Our research started from this idea. Drawing from recent research indicating that people can become more unethical as the day wears on, we asked whether this plays out the same way for people who show different patterns of energy during the course of a day. Fatigue researchers have discovered that alertness and energy follow a predictable daily cycle that is aligned with the circadian process. However, different people may be shifted in their circadian rhythms. Some people are “larks” or “morning people” in that their circadian rhythm is shifted earlier in the day. They are most easily detected by their natural tendency to wake early in the morning. Others are “owls” or “evening people” and they are shifted in the opposite direction. Larks tend to get up early, and owls tend to stay up late.

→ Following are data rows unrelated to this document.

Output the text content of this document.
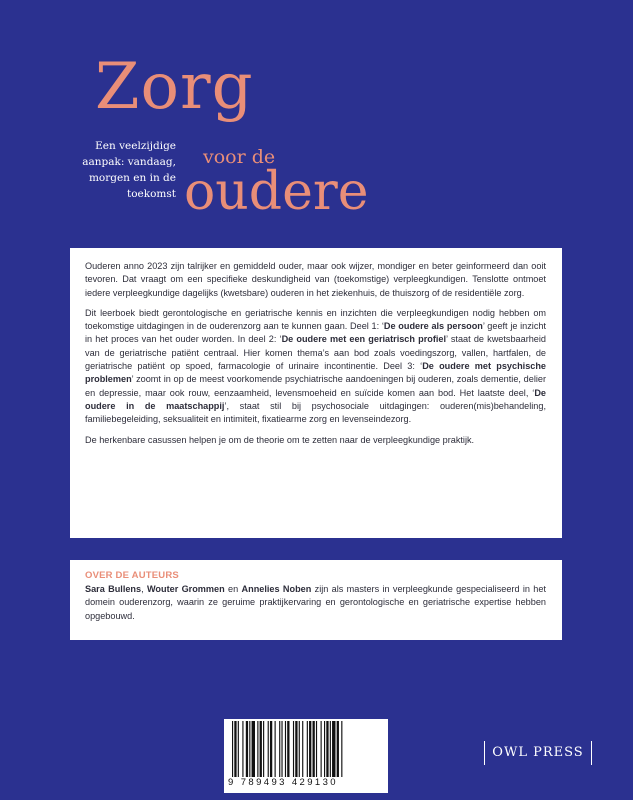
Zorg
voor de
oudere
Een veelzijdige aanpak: vandaag, morgen en in de toekomst

Ouderen anno 2023 zijn talrijker en gemiddeld ouder, maar ook wijzer, mondiger en beter geinformeerd dan ooit tevoren. Dat vraagt om een specifieke deskundigheid van (toekomstige) verpleegkundigen. Tenslotte ontmoet iedere verpleegkundige dagelijks (kwetsbare) ouderen in het ziekenhuis, de thuiszorg of de residentiële zorg.

Dit leerboek biedt gerontologische en geriatrische kennis en inzichten die verpleegkundigen nodig hebben om toekomstige uitdagingen in de ouderenzorg aan te kunnen gaan. Deel 1: ‘De oudere als persoon’ geeft je inzicht in het proces van het ouder worden. In deel 2: ‘De oudere met een geriatrisch profiel’ staat de kwetsbaarheid van de geriatrische patiënt centraal. Hier komen thema’s aan bod zoals voedingszorg, vallen, hartfalen, de geriatrische patiënt op spoed, farmacologie of urinaire incontinentie. Deel 3: ‘De oudere met psychische problemen’ zoomt in op de meest voorkomende psychiatrische aandoeningen bij ouderen, zoals dementie, delier en depressie, maar ook rouw, eenzaamheid, levensmoeheid en suïcide komen aan bod. Het laatste deel, ‘De oudere in de maatschappij’, staat stil bij psychosociale uitdagingen: ouderen(mis)behandeling, familiebegeleiding, seksualiteit en intimiteit, fixatiearme zorg en levenseindezorg.

De herkenbare casussen helpen je om de theorie om te zetten naar de verpleegkundige praktijk.

OVER DE AUTEURS

Sara Bullens, Wouter Grommen en Annelies Noben zijn als masters in verpleegkunde gespecialiseerd in het domein ouderenzorg, waarin ze geruime praktijkervaring en gerontologische en geriatrische expertise hebben opgebouwd.

9 789493 429130
OWL PRESS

…A more detailed description will be provided later this year in our forthcoming article in the journal Psychological Science.

The important organizational takeaway from these findings is that individual may be more likely to act unethically when they are “mismatched” –that is, making a decision at the wrong time of day for their own chronotype. Managers should try to learn the chronotype (lark, owl, or in between) of their subordinates and make sure to respect it when deciding how to structure their work. Managers who ask a lark to make ethics-testing decisions at night, or an owl to make such decisions in the morning, run the risk of encouraging rather than discouraging unethical behavior.

Similarly, people who control their own work schedules should structure their work with their chronotype in mind. Many of us are tempted to squeeze in that extra hour of work. If we’re a morning person squeezing it in at night, though, we create a situation in which resisting temptation may be harder than ever. Owls who schedule extra hours for themselves early in the morning face the same issue.